HCMB: A stable and efficient algorithm for processing the normalization of highly sparse Hi-C contact data

Honglong Wu; Xuebin Wang; Mengtian Chu; Dongfang Li; Lixin Cheng; Ke Zhou

doi:10.1016/j.csbj.2021.04.064

HCMB: A stable and efficient algorithm for processing the normalization of highly sparse Hi-C contact data

Comput Struct Biotechnol J. 2021 Apr 27:19:2637-2645. doi: 10.1016/j.csbj.2021.04.064. eCollection 2021.

Authors

Honglong Wu^{1

2}, Xuebin Wang², Mengtian Chu², Dongfang Li^{1

2}, Lixin Cheng³, Ke Zhou¹

Affiliations

¹ Wuhan National Laboratory for Optoelectronics, Huazhong University of Science and Technology, Wuhan, Hubei 430000, China.
² BGI PathoGenesis Pharmaceutical Technology, BGI-Shenzhen, Shenzhen 518083, China.
³ Shenzhen People's Hospital, First Affiliated Hospital of Southern University of Science and Technology, Second Clinical Medicine College of Jinan University, Shenzhen 518020, China.

Abstract

The high-throughput genome-wide chromosome conformation capture (Hi-C) method has recently become an important tool to study chromosomal interactions where one can extract meaningful biological information including P(s) curve, topologically associated domains, A/B compartments, and other biologically relevant signals. Normalization is a critical pre-processing step of downstream analyses for the elimination of systematic and technical biases from chromatin contact matrices due to different mappability, GC content, and restriction fragment lengths. Especially, the problem of high sparsity puts forward a huge challenge on the correction, indicating the urgent need for a stable and efficient method for Hi-C data normalization. Recently, some matrix balancing methods have been developed to normalize Hi-C data, such as the Knight-Ruiz (KR) algorithm, but it failed to normalize contact matrices with high sparsity. Here, we presented an algorithm, Hi-C Matrix Balancing (HCMB), based on an iterative solution of equations, combining with linear search and projection strategy to normalize the Hi-C original interaction data.
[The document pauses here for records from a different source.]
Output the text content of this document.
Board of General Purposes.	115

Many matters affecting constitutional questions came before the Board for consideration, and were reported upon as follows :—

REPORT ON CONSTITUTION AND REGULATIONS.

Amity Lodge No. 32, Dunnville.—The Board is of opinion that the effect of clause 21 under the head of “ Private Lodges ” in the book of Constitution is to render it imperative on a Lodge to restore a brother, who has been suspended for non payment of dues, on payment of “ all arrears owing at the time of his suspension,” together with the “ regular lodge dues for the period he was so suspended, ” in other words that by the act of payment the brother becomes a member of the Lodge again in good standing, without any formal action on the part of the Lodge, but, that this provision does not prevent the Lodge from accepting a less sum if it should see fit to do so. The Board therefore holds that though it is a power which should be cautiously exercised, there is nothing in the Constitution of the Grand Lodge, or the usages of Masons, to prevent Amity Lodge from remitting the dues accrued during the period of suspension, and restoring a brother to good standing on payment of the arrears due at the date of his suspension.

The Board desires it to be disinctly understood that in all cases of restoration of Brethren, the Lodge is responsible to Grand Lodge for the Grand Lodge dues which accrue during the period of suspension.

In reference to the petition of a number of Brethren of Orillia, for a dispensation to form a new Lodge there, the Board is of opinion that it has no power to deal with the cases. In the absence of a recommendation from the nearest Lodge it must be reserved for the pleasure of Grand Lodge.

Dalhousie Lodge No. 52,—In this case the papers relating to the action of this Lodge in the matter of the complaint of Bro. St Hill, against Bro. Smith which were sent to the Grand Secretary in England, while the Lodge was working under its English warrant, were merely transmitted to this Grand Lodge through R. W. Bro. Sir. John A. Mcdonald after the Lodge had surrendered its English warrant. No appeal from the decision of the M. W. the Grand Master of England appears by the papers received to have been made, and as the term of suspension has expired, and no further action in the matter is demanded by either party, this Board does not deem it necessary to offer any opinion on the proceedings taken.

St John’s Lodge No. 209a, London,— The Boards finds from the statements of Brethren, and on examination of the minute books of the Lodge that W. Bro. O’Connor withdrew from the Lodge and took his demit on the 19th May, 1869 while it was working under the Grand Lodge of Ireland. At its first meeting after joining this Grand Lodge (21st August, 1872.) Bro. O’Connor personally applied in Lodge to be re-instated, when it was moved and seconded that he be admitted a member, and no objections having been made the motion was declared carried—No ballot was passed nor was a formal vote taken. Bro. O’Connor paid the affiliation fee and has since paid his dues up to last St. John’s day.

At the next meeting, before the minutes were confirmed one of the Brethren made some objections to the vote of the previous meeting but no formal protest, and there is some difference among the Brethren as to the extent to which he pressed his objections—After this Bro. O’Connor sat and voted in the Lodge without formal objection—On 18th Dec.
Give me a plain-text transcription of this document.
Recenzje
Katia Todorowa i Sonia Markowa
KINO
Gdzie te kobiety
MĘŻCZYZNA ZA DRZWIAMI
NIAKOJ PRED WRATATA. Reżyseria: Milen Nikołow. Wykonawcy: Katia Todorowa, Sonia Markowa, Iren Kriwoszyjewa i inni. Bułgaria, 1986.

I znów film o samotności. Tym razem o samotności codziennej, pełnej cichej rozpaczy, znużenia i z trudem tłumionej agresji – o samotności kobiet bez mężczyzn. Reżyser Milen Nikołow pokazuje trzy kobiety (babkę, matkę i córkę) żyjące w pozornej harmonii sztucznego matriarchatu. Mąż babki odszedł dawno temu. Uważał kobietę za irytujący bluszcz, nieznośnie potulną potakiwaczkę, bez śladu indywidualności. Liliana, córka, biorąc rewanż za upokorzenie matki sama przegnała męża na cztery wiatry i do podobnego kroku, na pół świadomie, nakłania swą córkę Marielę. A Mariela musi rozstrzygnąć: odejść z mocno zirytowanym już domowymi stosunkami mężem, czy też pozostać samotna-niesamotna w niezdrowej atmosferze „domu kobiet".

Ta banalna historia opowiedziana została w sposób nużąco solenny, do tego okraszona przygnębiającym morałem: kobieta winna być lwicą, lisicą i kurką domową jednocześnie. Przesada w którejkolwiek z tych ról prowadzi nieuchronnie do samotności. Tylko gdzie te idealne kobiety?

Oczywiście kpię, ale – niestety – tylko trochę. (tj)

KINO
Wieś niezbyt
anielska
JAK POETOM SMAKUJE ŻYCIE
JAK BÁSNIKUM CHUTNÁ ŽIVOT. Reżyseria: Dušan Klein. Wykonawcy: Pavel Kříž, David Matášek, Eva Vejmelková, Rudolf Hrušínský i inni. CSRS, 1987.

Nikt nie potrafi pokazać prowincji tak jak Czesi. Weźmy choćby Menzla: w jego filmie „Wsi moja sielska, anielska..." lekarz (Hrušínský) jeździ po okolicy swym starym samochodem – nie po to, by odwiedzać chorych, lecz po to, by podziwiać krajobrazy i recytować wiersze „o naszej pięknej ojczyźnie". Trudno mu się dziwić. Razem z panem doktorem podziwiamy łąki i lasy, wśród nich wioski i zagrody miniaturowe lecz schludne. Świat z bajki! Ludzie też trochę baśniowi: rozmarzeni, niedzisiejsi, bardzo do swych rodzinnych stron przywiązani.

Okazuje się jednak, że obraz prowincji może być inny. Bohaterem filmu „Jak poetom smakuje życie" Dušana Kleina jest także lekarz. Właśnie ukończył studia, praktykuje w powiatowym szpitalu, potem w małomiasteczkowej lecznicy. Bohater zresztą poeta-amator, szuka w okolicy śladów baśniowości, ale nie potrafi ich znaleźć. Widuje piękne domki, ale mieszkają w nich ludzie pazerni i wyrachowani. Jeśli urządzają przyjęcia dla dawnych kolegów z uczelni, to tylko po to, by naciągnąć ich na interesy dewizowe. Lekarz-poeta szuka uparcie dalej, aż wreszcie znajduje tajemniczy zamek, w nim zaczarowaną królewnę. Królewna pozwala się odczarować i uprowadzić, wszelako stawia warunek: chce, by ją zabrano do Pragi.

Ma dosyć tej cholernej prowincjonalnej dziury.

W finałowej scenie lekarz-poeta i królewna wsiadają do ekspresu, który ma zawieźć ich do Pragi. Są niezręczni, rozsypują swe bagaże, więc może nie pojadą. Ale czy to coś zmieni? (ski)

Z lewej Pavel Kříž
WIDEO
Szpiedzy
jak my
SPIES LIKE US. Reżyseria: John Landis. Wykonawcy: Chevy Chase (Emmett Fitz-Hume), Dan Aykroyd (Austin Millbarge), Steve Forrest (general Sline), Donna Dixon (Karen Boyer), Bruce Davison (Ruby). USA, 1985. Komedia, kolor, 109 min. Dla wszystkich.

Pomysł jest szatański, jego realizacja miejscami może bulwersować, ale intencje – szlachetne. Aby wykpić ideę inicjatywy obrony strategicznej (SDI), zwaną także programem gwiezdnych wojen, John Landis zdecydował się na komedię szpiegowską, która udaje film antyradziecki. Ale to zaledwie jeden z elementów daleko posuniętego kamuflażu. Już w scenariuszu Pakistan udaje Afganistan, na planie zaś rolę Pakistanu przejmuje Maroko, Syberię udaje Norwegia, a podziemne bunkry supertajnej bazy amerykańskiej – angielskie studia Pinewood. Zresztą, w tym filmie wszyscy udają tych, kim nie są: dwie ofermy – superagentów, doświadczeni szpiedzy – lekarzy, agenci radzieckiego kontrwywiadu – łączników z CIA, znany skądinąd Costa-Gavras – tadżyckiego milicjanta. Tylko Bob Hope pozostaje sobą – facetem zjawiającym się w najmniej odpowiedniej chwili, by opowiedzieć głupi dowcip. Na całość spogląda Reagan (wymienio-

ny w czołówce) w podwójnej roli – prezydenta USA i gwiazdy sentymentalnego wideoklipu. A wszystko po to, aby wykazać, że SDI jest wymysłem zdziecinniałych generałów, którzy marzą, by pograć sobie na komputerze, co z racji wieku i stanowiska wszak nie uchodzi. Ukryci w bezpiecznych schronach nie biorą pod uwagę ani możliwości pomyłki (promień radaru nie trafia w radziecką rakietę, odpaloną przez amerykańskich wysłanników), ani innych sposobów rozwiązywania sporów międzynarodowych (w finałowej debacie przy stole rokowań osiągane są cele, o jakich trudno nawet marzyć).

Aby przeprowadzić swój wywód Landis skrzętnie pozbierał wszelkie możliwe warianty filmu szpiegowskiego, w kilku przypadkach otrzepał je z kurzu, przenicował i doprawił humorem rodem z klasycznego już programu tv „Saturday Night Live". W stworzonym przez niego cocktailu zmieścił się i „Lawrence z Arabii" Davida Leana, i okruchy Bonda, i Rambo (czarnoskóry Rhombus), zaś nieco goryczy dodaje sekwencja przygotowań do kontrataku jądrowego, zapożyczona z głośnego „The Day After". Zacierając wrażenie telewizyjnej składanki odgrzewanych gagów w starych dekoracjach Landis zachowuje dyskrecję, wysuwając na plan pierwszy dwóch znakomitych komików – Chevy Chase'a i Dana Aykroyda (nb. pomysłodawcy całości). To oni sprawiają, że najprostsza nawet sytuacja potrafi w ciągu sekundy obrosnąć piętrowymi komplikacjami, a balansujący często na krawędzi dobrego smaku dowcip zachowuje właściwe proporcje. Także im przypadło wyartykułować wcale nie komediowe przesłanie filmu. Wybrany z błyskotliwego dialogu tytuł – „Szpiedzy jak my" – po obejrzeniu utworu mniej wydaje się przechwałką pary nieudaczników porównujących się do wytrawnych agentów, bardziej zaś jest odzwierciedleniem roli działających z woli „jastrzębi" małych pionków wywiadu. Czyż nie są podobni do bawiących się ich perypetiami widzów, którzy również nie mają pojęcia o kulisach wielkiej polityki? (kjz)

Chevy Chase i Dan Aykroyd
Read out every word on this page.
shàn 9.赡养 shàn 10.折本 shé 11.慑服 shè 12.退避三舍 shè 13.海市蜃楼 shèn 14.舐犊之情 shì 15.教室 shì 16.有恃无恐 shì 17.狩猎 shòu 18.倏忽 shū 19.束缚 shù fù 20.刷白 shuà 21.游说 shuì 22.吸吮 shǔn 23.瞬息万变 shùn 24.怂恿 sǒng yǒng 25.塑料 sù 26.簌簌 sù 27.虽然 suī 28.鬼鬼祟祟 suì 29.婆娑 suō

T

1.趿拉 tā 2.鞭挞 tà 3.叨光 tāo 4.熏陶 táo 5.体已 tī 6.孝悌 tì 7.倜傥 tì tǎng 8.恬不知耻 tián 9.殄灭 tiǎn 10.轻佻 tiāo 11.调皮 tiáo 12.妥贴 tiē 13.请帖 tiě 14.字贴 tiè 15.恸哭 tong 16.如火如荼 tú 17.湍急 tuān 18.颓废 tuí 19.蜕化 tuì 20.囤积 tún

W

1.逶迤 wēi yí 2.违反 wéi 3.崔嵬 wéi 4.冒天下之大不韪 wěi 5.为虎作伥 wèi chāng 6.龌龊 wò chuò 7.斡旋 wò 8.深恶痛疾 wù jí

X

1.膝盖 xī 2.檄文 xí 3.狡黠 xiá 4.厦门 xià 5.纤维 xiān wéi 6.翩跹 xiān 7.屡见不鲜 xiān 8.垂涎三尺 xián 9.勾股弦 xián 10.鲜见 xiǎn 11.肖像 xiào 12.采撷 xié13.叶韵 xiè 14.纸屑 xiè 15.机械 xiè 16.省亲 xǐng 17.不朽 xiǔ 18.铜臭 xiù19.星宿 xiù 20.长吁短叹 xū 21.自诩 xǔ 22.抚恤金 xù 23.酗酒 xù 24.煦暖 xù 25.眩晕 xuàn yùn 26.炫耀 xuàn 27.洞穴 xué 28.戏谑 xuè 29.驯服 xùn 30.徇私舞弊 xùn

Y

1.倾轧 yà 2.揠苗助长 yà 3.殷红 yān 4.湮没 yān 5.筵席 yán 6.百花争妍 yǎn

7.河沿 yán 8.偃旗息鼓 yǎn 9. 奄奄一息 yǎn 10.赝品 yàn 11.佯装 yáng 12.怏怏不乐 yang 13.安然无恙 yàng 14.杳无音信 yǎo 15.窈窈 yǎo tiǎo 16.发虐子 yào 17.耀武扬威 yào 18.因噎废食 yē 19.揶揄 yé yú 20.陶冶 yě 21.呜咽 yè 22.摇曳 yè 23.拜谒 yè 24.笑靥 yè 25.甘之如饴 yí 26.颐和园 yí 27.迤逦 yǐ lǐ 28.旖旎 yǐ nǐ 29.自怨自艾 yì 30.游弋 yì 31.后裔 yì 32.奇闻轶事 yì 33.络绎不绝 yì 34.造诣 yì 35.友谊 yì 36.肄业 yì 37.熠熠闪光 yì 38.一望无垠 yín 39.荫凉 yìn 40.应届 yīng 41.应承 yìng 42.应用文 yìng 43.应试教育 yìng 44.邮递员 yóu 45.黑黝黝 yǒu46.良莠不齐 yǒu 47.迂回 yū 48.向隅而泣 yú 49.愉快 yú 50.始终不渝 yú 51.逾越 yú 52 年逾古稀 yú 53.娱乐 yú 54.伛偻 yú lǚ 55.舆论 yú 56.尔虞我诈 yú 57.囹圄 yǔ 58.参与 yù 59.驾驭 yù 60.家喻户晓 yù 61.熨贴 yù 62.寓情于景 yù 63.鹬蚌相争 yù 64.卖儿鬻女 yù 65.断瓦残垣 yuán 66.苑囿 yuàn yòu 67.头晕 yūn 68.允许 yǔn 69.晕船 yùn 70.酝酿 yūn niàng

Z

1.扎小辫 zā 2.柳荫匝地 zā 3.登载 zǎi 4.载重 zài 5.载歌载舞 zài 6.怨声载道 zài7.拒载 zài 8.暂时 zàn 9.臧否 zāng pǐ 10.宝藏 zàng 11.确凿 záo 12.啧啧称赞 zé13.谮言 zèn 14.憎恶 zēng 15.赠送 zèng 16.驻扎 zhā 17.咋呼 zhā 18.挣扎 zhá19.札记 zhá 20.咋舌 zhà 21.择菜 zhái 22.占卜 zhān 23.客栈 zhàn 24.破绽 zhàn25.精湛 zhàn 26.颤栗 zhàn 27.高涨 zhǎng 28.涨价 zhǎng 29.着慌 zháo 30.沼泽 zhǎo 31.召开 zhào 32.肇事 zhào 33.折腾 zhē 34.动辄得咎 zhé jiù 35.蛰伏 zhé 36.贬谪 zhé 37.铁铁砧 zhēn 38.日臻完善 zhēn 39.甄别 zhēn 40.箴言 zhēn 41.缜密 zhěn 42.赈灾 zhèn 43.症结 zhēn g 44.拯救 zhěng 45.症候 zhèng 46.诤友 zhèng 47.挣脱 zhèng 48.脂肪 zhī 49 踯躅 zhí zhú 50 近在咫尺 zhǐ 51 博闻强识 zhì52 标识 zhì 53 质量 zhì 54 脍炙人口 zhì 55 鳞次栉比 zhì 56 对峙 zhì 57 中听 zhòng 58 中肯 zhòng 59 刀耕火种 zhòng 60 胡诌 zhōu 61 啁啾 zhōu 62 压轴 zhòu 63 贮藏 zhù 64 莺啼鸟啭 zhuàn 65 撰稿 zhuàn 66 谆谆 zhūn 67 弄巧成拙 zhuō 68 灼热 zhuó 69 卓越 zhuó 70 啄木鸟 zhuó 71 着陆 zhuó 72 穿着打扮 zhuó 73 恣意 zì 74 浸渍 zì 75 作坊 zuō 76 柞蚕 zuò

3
Both the simulated and experimental data demonstrated that HCMB is robust and efficient in normalizing Hi-C data and preserving the biologically relevant Hi-C features even facing very high sparsity. HCMB is implemented in Python and is freely accessible to non-commercial users at GitHub: https://github.com/HUST-DataMan/HCMB.

Keywords: Doubly stochastic matrix; Hi-C; Matrix balancing; Normalization; Sparsity.